The ELN’s operations in Venezuela included, at least since 2020 and according to this report, the establishment of support networks in the rear, engaged in training activities for the manufacture, use, and activation of explosives and firearms “with the aim of attacking the physical integrity of law enforcement members.” By 2022, Colombian military forces were asserting that the ELN had increased its political work along the border “prioritizing communities in precarious conditions; evidence of road and housing construction was seen to strengthen the social accumulation supporting their presence in these areas (Venezuela: Zulia, Táchira, and Apure – Ecuador: Esmeraldas).”

The trophy of the trochas

With a common land border of 2,219 kilometers, Colombia and Venezuela connect through seven official entry points and, according to another intelligence report from the Army in 2022, also through about 270 illegal crossings known as veredas or trochas, through which people transit back and forth alongside all kinds of contraband, including drug trafficking, weapons, and minerals.

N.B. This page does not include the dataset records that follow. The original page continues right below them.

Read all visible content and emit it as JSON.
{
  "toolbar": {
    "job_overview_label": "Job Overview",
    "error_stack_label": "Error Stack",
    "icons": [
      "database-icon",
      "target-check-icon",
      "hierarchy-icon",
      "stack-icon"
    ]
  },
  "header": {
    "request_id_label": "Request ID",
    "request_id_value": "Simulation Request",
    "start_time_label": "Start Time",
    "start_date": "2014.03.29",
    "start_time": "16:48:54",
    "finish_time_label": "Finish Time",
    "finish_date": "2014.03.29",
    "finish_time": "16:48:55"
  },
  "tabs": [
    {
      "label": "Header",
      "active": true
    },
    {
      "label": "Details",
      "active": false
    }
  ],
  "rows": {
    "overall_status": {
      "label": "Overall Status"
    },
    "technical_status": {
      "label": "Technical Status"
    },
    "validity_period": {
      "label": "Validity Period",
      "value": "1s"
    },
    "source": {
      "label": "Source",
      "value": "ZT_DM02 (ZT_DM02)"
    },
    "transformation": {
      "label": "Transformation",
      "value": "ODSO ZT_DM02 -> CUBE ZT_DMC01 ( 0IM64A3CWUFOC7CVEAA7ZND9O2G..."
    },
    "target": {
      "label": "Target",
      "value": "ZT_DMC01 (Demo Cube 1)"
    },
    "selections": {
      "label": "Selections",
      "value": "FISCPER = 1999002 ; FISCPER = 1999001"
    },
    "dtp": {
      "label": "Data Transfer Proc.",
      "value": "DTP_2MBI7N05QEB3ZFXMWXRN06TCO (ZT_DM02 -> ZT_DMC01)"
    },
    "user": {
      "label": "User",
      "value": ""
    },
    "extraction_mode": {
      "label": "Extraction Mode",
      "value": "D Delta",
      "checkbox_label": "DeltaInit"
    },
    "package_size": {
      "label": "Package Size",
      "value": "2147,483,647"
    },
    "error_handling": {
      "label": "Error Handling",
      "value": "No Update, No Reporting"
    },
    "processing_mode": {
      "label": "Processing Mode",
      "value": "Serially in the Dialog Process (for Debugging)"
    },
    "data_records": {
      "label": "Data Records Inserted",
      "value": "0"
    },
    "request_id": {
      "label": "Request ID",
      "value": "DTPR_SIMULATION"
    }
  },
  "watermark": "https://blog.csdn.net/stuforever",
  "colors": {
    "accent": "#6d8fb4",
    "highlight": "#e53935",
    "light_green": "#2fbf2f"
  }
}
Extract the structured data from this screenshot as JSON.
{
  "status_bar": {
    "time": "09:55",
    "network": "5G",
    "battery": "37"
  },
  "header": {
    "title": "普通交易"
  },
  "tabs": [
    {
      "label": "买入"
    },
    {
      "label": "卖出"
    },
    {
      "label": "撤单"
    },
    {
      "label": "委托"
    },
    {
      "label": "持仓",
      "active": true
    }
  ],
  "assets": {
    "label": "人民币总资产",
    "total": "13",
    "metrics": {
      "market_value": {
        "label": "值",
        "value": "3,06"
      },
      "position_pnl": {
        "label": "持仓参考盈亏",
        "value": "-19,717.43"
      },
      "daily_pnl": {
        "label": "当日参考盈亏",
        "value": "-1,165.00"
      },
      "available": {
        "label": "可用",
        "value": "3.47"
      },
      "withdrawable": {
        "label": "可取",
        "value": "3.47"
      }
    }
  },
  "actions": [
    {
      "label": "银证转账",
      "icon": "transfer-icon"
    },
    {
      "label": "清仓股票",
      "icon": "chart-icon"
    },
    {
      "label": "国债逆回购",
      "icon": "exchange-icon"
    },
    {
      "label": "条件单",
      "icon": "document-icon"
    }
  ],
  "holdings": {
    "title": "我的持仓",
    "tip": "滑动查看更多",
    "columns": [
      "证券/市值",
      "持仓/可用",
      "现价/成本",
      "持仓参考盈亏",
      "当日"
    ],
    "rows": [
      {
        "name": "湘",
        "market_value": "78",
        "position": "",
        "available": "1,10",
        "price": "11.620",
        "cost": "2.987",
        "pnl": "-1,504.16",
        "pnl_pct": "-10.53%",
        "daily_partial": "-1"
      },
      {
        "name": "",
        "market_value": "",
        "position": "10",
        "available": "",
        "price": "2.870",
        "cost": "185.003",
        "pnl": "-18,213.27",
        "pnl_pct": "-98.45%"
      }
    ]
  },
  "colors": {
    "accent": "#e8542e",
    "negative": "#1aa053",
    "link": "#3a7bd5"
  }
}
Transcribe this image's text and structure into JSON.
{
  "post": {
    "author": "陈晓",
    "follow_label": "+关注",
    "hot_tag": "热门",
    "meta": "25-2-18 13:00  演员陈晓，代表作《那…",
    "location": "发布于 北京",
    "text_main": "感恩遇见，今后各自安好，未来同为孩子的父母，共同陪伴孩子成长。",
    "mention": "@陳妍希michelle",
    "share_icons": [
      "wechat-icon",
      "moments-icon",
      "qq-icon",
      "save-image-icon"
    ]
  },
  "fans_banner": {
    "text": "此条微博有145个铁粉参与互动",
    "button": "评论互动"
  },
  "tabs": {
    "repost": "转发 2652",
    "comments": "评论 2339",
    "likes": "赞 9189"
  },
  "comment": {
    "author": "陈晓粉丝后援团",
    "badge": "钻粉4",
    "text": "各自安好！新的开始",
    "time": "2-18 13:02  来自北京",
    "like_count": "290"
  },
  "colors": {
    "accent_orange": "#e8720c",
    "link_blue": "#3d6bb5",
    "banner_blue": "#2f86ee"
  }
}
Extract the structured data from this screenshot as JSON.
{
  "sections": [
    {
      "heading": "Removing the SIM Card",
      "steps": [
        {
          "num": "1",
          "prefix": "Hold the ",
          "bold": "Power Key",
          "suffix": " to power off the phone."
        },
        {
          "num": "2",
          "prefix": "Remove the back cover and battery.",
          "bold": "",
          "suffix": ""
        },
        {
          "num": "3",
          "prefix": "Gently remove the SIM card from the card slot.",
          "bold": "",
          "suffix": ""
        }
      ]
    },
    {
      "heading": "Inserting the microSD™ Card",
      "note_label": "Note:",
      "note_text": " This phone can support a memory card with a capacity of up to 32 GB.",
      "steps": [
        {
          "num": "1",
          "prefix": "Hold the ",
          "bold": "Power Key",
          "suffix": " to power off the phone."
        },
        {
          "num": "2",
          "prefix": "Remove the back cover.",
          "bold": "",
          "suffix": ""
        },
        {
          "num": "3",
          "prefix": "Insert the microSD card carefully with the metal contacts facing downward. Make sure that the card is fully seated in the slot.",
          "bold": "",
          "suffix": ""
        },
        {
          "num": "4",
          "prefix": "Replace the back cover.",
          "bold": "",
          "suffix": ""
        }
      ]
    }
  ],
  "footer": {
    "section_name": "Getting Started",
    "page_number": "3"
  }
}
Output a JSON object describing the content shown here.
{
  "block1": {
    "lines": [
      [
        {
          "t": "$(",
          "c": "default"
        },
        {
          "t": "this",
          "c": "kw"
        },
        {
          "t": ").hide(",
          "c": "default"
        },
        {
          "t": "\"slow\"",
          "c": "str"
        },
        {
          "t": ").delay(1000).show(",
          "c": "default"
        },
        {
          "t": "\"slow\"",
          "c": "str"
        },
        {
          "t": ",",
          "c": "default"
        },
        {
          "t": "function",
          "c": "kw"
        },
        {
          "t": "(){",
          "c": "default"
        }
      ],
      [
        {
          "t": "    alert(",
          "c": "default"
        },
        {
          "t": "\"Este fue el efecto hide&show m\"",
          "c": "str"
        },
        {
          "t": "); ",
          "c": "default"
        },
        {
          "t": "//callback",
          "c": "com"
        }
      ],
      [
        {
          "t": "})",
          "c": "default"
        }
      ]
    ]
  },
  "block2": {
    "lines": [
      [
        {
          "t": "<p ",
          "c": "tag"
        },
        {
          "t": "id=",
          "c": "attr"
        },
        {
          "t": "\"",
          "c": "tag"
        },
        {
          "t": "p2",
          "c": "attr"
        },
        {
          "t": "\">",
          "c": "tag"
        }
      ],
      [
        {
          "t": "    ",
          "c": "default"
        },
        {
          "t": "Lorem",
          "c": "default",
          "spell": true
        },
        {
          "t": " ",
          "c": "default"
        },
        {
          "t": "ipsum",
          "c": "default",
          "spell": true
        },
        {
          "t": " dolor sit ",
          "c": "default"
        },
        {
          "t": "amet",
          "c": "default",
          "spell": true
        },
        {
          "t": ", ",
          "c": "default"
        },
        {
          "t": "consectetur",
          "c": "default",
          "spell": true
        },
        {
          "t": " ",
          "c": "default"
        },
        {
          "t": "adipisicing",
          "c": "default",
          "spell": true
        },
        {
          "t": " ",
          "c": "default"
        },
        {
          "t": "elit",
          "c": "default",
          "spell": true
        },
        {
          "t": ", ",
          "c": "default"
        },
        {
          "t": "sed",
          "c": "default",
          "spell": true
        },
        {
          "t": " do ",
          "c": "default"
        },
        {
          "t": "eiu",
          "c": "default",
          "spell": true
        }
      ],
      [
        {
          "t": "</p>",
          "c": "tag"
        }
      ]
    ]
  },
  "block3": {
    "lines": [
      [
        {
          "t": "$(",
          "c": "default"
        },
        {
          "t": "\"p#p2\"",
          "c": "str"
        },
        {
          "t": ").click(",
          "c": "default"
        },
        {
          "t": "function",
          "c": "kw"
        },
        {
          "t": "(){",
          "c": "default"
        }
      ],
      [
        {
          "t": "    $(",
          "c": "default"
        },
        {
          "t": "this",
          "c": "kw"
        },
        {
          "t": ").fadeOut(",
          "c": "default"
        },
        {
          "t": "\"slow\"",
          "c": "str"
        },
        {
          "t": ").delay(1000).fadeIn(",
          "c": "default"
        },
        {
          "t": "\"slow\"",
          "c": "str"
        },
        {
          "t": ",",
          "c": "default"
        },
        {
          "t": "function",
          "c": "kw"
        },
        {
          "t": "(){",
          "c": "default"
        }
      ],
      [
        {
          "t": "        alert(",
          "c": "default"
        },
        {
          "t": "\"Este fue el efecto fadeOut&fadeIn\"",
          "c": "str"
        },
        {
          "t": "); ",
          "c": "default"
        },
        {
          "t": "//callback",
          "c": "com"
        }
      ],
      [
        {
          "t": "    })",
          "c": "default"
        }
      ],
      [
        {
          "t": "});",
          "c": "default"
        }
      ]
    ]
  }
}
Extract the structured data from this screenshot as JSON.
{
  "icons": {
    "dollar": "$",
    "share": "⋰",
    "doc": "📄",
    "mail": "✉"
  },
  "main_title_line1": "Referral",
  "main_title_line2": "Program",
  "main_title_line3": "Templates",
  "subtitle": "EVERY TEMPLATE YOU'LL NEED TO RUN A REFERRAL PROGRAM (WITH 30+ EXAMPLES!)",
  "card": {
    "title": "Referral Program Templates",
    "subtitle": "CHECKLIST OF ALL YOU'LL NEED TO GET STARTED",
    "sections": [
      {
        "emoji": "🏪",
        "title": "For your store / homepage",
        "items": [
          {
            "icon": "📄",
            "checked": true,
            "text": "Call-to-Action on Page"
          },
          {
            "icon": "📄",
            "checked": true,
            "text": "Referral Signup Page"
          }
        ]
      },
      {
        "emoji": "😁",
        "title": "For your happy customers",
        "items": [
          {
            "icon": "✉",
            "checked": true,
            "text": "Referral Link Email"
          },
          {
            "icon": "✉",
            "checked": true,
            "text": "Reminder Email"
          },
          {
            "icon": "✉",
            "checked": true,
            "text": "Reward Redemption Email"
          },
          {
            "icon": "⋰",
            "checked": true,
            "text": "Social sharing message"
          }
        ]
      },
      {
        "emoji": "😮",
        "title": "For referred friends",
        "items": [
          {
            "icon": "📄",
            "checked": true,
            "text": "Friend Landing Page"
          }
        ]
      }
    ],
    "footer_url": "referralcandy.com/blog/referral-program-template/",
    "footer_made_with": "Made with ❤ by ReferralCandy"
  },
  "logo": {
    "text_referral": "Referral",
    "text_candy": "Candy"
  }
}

This last report identified the land crossings into Venezuela as an essential element of control that guerrillas like the ELN and the FARC dissidents seek in Norte de Santander, “as from there depart countless routes that interconnect the entire Catatumbo region, to the west, with the Department of Cesar, as well as to the east toward Venezuela, where the border dynamics are crucial.”

Another report from the Colombian army in 2022 referred to the holding of a meeting of the “continental bolivarian movement” with members of the ELN in the Venezuelan state of Apure. It further detailed the establishment of ELN camps in the Venezuelan municipalities of José María Semprún, Machiques de Perijá, Catatumbo, and Rafael Urdaneta in Zulia state; and municipalities in Táchira state.

All these levels of alert were condensed in an intelligence analysis from the Ministry of Defense, dated October 2022, which, in retrospect, accurately predicted the situation. The Colombian Defense portfolio then enumerated at least 10 incidents that led them to conclude that the dynamics between the two principal armed groups located in Catatumbo, the ELN and the E-33 group (the Structure 33) would lead to a “public order crisis in the region… to maintain the narcotrafficking chain.”

To date, following the violence that erupted in the Catatumbo area at the beginning of this year, clashes between FARC dissidents, the ELN, and now Colombia’s public force have lessened in intensity but continue. The government of President Petro has even announced a reward of nearly $700,000 for information on the whereabouts of four key ELN leaders: Nicolás Rodríguez Bautista, Eliecer Herlinto Chamorro, Gustavo Aníbal Giraldo Quinchía, and Israel Ramírez Pineda. Up until 2022, according to the military authorities in their country, all but one (Ramírez Pineda aka Pablo Beltrán) had been living in Venezuela for at least two years.